With the loss of Robinhood, APEX Clearing looks to sell

Now that Robinhood has built their own clearing system from scratch, what does that mean for APEX Clearing? The last time a major brokerage built something similar was Vanguard, in 2008. It was only five years ago that Apex claimed it was the only company that had the technology to make Robinhood possible. And while right now Robinhood Clearing will only be used on its own platform, they haven’t ruled out the possibility of commercializing it. So, what does this mean for other FinTechs? Is Robinhood Clearing the potential go-to for these solutions? Or, with Robinhood’s recent insurance snafu surrounding their checking and savings account announcement, did they tarnish themselves as a trusted platform/partner?  

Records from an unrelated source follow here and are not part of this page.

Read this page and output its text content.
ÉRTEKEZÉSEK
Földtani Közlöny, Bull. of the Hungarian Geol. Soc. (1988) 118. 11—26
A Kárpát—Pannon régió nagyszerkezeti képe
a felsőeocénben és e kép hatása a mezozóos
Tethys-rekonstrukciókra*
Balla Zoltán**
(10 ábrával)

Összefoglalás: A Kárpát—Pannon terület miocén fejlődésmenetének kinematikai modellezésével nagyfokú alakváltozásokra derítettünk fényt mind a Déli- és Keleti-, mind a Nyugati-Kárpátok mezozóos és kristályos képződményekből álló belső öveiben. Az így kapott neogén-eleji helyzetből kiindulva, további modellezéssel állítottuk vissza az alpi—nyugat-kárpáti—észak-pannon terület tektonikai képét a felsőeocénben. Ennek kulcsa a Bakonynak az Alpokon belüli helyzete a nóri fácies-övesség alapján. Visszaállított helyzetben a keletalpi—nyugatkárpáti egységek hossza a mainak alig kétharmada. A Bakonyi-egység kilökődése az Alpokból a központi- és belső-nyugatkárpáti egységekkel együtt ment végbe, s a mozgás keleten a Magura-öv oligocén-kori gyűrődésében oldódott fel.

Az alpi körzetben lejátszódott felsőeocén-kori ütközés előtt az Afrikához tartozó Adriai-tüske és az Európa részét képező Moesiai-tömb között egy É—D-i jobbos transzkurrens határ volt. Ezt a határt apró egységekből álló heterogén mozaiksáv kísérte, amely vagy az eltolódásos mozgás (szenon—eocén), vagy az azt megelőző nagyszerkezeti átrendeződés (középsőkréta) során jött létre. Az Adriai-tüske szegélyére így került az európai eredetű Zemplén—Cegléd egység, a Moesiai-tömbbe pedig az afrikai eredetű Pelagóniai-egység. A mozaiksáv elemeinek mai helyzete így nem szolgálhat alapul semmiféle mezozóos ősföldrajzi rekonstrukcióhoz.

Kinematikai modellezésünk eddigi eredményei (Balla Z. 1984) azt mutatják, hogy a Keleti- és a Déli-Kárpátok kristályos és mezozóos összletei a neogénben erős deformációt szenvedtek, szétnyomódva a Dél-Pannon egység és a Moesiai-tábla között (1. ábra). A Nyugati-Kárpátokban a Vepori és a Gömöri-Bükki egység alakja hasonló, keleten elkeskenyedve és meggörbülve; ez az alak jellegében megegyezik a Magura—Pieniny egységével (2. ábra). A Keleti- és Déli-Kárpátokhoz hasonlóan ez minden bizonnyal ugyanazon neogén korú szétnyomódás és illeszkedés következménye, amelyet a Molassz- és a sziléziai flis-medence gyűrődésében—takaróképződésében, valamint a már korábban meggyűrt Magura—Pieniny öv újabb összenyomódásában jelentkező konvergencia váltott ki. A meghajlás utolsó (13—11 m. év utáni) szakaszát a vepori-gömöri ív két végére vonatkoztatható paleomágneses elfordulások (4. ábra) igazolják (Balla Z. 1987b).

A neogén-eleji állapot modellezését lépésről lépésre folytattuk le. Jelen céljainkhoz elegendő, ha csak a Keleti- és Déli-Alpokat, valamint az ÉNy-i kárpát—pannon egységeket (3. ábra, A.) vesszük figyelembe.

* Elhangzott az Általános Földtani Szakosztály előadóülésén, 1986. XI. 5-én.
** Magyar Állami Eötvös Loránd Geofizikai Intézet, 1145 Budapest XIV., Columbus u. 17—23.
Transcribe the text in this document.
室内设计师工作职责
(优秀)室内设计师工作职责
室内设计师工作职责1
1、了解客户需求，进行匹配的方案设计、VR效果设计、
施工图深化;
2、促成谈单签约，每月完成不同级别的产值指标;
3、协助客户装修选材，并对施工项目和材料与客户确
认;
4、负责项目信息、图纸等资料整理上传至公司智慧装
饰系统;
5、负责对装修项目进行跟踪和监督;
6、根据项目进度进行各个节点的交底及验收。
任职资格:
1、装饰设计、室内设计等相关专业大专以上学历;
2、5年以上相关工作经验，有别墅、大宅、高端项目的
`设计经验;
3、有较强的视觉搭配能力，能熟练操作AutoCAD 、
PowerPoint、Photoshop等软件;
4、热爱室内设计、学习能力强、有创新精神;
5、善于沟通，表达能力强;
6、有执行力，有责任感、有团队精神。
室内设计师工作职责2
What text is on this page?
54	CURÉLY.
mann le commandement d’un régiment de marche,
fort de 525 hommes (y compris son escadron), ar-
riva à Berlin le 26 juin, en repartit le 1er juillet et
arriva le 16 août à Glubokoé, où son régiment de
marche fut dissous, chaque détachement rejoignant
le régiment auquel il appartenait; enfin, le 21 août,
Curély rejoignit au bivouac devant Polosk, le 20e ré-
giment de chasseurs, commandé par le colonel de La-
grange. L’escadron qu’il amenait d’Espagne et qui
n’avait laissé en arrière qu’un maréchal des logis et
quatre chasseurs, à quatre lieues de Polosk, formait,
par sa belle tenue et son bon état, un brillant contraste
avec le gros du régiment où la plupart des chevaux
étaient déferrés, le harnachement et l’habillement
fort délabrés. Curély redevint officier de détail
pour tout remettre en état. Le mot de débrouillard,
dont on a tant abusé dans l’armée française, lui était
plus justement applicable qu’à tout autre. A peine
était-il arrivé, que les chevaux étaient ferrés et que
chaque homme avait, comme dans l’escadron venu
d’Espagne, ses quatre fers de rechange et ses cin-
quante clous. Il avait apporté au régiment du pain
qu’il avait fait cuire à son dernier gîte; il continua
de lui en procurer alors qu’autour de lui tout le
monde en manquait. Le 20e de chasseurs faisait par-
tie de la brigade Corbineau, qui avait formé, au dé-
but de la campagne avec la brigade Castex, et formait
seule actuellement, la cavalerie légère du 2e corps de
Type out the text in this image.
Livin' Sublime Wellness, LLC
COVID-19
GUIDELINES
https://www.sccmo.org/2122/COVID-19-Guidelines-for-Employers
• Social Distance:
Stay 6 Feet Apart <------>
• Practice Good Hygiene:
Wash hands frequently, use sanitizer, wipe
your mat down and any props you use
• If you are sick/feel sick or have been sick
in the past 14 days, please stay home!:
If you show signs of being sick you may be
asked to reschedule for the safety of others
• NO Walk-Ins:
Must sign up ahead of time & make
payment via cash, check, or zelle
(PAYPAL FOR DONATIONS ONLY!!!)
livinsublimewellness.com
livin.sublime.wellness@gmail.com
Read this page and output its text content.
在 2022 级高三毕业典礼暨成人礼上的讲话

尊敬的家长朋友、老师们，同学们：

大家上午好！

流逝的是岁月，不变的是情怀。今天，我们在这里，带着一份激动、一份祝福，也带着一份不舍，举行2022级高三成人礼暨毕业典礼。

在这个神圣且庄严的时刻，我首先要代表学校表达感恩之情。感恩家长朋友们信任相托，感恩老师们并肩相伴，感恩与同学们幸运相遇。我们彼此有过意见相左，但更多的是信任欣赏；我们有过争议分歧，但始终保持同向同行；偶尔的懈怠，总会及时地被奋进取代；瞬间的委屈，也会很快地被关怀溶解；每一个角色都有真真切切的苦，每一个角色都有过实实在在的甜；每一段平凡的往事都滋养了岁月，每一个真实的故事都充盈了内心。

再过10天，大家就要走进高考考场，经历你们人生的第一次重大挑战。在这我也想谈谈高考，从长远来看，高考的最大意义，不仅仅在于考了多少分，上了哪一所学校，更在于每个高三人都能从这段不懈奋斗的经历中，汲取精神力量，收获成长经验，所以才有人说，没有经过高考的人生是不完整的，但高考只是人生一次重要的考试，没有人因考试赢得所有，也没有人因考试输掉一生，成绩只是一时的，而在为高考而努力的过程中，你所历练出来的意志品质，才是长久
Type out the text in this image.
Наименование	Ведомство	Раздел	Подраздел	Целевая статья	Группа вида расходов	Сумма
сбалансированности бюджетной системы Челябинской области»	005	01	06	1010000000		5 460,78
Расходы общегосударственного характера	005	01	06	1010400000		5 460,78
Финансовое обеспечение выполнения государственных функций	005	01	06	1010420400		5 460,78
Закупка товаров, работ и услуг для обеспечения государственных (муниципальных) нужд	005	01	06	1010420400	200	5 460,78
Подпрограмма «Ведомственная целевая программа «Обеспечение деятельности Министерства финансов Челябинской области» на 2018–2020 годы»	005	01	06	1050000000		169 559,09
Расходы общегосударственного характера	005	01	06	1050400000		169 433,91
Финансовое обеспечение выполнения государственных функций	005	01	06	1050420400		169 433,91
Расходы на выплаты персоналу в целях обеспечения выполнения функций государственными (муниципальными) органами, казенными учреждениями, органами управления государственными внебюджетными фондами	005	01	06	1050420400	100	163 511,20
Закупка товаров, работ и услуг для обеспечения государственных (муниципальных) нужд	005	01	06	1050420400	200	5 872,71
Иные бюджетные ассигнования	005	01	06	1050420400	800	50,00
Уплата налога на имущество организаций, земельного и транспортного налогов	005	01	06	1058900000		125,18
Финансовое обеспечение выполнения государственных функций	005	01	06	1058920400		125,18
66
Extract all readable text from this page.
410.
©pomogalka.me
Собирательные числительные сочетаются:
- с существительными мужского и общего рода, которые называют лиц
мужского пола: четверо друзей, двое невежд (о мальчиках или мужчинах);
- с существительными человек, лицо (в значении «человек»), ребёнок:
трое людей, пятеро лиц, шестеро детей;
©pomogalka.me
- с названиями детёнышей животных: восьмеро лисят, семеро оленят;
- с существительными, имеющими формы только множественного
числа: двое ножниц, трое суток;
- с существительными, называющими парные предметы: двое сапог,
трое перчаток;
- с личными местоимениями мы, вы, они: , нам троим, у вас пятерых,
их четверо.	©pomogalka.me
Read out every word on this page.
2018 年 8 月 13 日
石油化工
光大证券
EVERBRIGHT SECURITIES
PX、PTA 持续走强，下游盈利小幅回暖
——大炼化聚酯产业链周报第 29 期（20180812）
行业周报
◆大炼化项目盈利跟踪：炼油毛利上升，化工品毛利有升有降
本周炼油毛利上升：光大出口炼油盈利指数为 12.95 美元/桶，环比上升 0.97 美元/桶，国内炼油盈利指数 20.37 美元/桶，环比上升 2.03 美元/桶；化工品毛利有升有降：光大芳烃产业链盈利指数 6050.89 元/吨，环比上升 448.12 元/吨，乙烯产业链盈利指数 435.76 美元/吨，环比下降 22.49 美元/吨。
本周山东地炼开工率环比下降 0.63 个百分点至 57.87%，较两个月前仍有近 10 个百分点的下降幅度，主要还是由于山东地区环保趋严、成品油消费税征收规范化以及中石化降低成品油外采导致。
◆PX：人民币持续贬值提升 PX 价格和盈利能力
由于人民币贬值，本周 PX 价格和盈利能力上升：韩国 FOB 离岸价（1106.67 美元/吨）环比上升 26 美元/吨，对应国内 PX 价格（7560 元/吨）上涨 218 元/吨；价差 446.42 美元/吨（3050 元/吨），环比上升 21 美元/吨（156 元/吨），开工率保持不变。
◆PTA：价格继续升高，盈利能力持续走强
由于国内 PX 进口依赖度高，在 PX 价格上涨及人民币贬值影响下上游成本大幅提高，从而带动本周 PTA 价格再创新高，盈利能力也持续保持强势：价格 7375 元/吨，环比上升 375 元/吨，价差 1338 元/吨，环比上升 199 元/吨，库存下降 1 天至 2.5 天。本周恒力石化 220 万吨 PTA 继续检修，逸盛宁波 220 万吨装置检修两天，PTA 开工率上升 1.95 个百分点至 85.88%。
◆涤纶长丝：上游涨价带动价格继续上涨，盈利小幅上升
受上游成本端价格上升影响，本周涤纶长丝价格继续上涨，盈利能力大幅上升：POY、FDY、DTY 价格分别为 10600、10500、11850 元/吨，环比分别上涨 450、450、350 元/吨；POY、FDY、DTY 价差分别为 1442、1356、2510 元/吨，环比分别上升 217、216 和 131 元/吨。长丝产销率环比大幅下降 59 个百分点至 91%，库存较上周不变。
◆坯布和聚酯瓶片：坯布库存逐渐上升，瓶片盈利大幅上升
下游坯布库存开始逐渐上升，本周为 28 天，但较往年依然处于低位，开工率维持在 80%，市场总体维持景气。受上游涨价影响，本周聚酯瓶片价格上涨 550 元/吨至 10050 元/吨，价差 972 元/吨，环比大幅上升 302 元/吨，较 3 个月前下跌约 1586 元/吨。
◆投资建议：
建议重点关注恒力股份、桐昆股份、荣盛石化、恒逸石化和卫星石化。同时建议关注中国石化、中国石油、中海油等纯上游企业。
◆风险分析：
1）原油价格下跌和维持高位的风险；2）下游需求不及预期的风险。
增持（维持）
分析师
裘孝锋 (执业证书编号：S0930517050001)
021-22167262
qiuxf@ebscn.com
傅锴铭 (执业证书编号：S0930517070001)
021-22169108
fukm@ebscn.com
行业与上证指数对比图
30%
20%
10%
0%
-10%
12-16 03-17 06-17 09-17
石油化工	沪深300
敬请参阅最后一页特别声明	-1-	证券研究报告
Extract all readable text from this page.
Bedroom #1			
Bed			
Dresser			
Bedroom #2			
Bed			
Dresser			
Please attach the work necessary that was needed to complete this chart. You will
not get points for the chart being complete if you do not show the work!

N26’s move to the US from Europe will gain ground in the investment world based on their API platform approach

The German mobile bank just received the largest equity financing round in the FinTech industry in Germany to date, as well as one of the largest in Europe. According to their Americas CEO, Nicolas Kopp, they’re “a technology company with a bank license.” Because N26 was built from scratch, and their European roots means they have to comply with PSD2, they’re prepared for open banking protocols. Their design was specifically built for mobile — to be both visually appealing and user friendly, and they support/use APIs, not siloing technology for different lines of business, creating a seamless user experience. And they’ve AI-enabled their platform, allowing them to create more personalization at scale. We’re curious to see what else they have up their sleeve.